Much remains unknown about how the Donald Trump Administration will impact healthcare.
One of Trump’s first actions was to issue an executive order aiming to roll back the Affordable Care Act. But there is general agreement that steps must be taken to reduce costs for Medicare while improving care, said Doral Jacobsen MBA, FACMPE, Chief Executive Office, Prosper Beyond, Inc. in Asheville, North Carolina.
“There are three things both parties agree with,” Jacobsen said. “One, we must bend the cost curve. Two, fee for service reimbursement is the enemy. Three, coordinated care is much better than uncoordinated care. These three things are the case regardless of political affiliation.”
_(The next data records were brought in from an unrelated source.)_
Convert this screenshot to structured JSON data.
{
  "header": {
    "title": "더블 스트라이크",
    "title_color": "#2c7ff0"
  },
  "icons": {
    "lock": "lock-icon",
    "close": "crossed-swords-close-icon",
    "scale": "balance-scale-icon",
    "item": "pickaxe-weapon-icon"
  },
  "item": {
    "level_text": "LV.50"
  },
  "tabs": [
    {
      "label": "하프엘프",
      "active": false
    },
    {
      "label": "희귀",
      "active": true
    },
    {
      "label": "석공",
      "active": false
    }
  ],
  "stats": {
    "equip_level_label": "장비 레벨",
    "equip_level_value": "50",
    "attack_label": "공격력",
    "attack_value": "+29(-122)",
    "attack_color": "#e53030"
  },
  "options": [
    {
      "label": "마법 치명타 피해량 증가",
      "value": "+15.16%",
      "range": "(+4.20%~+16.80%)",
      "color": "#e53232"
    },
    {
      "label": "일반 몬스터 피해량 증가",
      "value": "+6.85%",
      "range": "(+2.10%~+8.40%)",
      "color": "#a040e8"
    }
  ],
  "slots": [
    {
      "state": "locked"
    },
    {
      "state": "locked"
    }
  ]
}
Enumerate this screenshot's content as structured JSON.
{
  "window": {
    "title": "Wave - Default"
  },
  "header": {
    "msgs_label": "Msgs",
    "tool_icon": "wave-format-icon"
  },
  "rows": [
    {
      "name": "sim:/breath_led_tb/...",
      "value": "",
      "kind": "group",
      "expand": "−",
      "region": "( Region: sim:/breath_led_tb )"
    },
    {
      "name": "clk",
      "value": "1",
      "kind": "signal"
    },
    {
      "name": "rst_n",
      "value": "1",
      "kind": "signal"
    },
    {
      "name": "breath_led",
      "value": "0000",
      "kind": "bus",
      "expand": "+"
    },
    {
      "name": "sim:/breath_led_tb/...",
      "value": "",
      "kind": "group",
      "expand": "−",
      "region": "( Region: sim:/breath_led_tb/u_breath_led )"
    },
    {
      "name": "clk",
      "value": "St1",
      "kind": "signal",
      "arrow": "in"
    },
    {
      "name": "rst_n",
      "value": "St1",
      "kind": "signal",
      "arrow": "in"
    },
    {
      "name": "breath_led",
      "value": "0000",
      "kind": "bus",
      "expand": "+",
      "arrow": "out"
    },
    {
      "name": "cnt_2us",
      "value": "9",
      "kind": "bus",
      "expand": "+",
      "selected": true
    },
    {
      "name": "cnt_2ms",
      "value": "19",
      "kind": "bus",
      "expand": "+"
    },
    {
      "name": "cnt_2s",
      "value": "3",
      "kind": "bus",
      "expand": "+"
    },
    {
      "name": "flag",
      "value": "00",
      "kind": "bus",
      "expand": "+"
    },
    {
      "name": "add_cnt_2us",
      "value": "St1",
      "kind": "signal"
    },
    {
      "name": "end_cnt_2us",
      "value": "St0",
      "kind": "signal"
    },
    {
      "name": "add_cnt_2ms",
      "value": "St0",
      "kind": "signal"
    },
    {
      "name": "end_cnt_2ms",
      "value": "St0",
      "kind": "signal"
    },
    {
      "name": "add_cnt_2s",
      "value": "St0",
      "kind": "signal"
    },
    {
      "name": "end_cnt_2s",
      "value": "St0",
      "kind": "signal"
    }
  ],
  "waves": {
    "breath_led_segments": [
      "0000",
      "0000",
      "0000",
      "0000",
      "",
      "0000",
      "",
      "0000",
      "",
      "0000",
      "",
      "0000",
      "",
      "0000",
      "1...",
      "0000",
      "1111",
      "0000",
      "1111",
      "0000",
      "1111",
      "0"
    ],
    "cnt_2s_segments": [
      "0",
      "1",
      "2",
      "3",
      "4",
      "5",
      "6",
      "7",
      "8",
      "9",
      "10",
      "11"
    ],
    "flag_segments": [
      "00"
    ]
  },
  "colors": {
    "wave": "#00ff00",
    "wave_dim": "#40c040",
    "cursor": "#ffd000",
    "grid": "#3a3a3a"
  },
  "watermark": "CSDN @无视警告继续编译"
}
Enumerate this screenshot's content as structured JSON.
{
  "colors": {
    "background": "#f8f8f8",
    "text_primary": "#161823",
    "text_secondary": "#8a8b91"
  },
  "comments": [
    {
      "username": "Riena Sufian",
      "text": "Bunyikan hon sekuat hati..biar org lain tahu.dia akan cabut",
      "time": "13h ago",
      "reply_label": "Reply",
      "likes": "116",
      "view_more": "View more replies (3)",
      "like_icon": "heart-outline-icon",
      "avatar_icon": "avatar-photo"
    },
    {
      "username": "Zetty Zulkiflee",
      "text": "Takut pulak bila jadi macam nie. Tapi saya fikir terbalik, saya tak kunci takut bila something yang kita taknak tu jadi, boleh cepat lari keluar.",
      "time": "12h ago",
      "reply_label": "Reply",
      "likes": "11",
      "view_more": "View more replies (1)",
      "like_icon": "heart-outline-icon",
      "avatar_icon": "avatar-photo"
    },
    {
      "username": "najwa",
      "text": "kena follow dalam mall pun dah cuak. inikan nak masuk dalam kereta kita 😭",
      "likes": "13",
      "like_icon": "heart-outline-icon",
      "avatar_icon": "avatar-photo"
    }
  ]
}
Jacobsen said the Medicare Access and CHIP Reauthorization Act of 2015 (MACRA) eliminated the flawed sustainable growth rate (SGR) formula that had previously been used to calculate Medicare payments to physicians and had resulted in repeated proposals of severe payment cuts. She said that, generally speaking, MACRA provides a more predictable Medicare payment schedule and aims the Part B payment system away from a volume-based system toward a system that rewards value.
“Starting in 2017, providers will begin participating in either the Merit-Based Incentive Payment System (MIPS) or an Advanced Alternative Payment Model (AAPM) which will have financial impact (positive or negative) on Medicare payments,” said Jacobsen, who has made MACRA presentation to groups in Tennessee. “We are in the first performance period starting January of this year.”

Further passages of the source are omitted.